“Na-’hack’ ako!” – This has become a common catchphrase for the increasing number of people finding unauthorized transactions on their e-wallets and bank accounts. This comes as no surprise because according to the Cybercrime Investigation and Coordinating Center, cybercrimes increased by 152% in the first half of 2023 compared to the same period last year, and the popularity of e-wallets have made it an easy target for criminals.
However, the term ‘hacking’ is often confused with “phishing”, another notoriously common type of cybercrime activity. While both end in malicious individuals gaining control over a user’s account, it’s critical for users to know the difference to better protect themselves.
What is Phishing?
Phishing is a kind of cyber attack wherein cybercriminals pretend to be a legitimate source to trick users into giving personal information to gain access to accounts and steal the funds. For e-wallets, fraudsters may call or send a message via email, SMS or social media platforms pretending to be an employee or a company representative to get the victim’s Mobile Personal Identification Number (MPIN) and One-Time Password (OTP) or authentication code.
What is Hacking?
Hacking refers to an unauthorized attempt by a criminal to access sensitive information on a device or network. This is done by taking over a system through force or sophisticated methods.
What’s the difference?
Both phishing and hacking involve unauthorized ways of gaining sensitive information, but they are being done differently. In hacking, cybercriminals take advantage of vulnerabilities of devices and networks to gain access to sensitive information.

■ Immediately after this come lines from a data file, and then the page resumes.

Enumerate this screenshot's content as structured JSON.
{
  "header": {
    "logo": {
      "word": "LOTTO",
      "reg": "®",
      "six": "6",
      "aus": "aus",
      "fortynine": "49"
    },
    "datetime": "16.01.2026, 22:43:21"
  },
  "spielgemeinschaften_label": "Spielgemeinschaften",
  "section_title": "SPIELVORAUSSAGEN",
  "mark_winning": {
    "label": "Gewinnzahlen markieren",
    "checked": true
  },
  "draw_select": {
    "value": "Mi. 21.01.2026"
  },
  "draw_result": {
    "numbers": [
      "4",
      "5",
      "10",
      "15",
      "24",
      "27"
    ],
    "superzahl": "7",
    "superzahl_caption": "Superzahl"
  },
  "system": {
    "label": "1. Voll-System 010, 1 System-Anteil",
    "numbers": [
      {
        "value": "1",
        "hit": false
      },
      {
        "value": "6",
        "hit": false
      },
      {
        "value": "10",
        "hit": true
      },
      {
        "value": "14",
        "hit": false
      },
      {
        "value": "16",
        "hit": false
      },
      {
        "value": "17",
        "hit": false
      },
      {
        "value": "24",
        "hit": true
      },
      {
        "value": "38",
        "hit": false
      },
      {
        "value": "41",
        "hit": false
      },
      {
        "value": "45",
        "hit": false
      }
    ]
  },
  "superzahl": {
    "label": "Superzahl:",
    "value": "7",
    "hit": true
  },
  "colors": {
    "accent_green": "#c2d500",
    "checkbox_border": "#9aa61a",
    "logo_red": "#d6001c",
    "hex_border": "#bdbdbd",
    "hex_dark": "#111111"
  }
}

It is therefore important for users to only use apps that are credible, reliable, and have strong security measures in place to prevent criminals from hacking the system.
On the other hand, phishing scams, derived from the word fishing, are designed to ‘bait’ victims so they will be tricked into giving sensitive information. This becomes highly dependent on the users because fraudsters rely on them to unknowingly give the information needed to access their accounts through fake websites, fake sign-up forms, or fake portals.
As cybercriminals become more creative, some phishing attempts are now designed to appear as a hacking attack. Cybercriminals ‘phish’ information from thousands of users over a certain period, but don’t immediately use these data to steal funds. All this phished information is then used to steal funds at the same time. With the large number of victims noticing that their funds have been stolen simultaneously, it would look like a massive hacking attack, especially if the victims no longer recall sharing their personal information.
The good news is that phishing scams can be prevented if you know how to spot them. Here are safety practices you can observe to protect your e-wallet account from the phishing attacks:
1. Double up on security measures. Make use of additional safety measures found in your e-wallet app. Aside from requiring you to enter your MPIN, e-wallet apps also send the OTP as an additional security measure to verify your identity. GCash also has a DoubleSafe Face ID, which prompts users for a selfie scan every time they login using a new device, to make sure that it is the Verified Account Owner who has access to the account.
2. Think and rethink before you act. Review the sender and the content of a suspicious message even before responding or clicking on the link. If you are being offered rewards or prizes, backtrack if you have indeed joined a program or raffle and verify with the company through another channel.
Remember that GCash will never send links via SMS, email and messaging apps and all legitimate rewards and promos will only be communicated through the official GCash app, so never click on links claiming to be from GCash.
3. Double-check the message that comes with the OTP. Legitimate e-wallet transactions may ask you to enter your OTP as an added security feature. If you receive an OTP through text message, make it a habit to read the entire message and make sure that it matches the request you made. If you did not make the request or if it is different from what you want to do, do not enter your OTP on any site or send it to anyone, to make sure you are not unknowingly linking your account to another device.
4. Be wary of limited time offers and urgent requests. Advisories or offers that instill a sense of urgency is almost always a sign of phishing scams. Legitimate companies will give you enough time to make a decision and will not ask you to provide your MPIN or OTP to resolve a concern, verify your identity or claim a reward.
If you are being told that your GCash account is on hold, confirm this through the official GCash app. GCash will never ask you to verify your account through a phone call or through messaging applications.
5. Never share your OTP and MPIN. Never provide your personal information if you did not initiate a request. As a rule, don’t provide sensitive information, such as your OTP and MPIN, even to your family, friends and other people claiming to be representatives of banks, companies, service providers and government agencies. Remember that GCash will never ask these details from you.
If you encounter phishing scams and fraudulent activities targeting your GCash account, you may report by visiting the official GCash Help Center at help.gcash.com/hc/en-us or messaging Gigi on the website and typing, “I want to report a scam.”